Mais, quatre ans plus tard, les éleveurs de porcs bio subissent une crise inédite et se sentent abandonnés. Faute de contrôles suffisants, la loi EGalim n’est pas appliquée. Pour la première fois, les ventes de viande bio baissent, de 13 % en 2022. Et l’Etat se déjuge, affirmant que si les éleveurs n’arrivent pas à vendre tous leurs porcs bio, c’est qu’ils en produisent trop.
« Stress, angoisse »
Le réalisateur Eric Guéret connaît bien le sujet, qui agite actuellement le Salon de l’agriculture, à Paris jusqu’au 2 mars. Aussi, pour dénoncer cet abandon, il a filmé Olivier Tanguy dans la durée, au gré de ses activités quotidiennes. Comme lorsqu’il revient de la banque, où « ils sont sympas, ils ont gelé le prêt un an ». Mais Didier (Dédé), l’unique employé, n’est pas dupe. « Les banques lui ont donné un an. Et un an c’est court. (…) S’il lâche, il perd tout. » Lui aussi s’est converti au bio, parce que « les cochons, c’est pas parce qu’on les mange qu’on doit pas les respecter ».

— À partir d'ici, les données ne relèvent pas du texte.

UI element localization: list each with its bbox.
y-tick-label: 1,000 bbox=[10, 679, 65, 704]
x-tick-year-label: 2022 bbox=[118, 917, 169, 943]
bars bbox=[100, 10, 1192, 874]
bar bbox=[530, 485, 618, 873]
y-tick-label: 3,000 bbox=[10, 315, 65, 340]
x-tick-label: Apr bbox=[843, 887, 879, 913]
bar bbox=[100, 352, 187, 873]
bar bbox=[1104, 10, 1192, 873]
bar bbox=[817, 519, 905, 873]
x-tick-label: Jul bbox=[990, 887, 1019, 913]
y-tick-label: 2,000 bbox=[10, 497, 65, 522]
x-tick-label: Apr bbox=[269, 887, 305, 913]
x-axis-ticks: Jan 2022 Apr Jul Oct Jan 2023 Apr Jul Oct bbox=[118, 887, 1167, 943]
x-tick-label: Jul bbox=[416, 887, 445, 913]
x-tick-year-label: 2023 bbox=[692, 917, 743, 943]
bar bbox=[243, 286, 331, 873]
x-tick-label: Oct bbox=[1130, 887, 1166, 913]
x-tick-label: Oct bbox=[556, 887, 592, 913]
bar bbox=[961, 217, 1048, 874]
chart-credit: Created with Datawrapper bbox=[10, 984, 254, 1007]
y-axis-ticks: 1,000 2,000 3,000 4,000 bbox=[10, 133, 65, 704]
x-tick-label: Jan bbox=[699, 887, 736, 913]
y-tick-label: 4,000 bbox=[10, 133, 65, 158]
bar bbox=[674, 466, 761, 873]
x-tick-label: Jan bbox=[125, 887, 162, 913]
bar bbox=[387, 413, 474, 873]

Le téléspectateur fait ensuite la connaissance de Thierry, l’ancien propriétaire, d’Emmanuelle, l’épouse d’Eric Guéret, de Fabrice, un autre paysan bio parti manifester. « Les animaux sont propres, c’est du beau cochon, ça fait plaisir », se satisfait un matin un technicien venu inspecter l’élevage.
Olivier Tanguy évoque à plusieurs reprises « le stress, l’angoisse, la trésorerie dans le rouge ». Son épouse sous-entend qu’elle a déjà eu peur qu’il se suicide. « Un matin, Olivier pleurait », se souvient Didier.
« Trésorerie à sec »
La vie continue. La séquence sur la différence entre le lisier (liquide et ammoniaqué) et le fumier (solide, « c’est mieux ») peut paraître un peu technique ; le « départ » des cochons, un peu triste. Olivier retrouve brièvement le sourire, en découvrant un matin d’hiver 18 porcelets minuscules nés dans la nuit et totalement craquants.

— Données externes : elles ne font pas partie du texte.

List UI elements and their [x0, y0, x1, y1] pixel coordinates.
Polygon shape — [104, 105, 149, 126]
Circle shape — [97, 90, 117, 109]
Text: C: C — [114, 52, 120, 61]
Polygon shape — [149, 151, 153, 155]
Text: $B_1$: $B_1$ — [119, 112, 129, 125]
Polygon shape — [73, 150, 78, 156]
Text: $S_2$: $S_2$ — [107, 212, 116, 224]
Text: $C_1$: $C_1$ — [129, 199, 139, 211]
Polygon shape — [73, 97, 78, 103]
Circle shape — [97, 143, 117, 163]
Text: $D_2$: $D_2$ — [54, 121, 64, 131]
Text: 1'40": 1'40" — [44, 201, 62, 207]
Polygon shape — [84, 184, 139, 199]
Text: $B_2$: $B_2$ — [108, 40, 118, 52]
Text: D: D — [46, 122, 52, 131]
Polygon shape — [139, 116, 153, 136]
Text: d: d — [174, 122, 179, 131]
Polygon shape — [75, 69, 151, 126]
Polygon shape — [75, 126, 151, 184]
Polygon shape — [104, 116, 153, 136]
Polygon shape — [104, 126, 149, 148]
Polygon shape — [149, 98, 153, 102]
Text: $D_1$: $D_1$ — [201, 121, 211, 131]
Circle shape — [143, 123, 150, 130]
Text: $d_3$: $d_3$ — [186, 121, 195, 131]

Le printemps pointe. Olivier Tanguy croise des voisins. « La trésorerie est toujours à sec », dit-il. Sur un chemin, René Louail, responsable politique local, dénonce « la FNSEA, bras armé de l’agroalimentaire ». Près d’un talus, les plus jeunes se réjouissent de vivre dans un environnement moins pollué que leurs aînés.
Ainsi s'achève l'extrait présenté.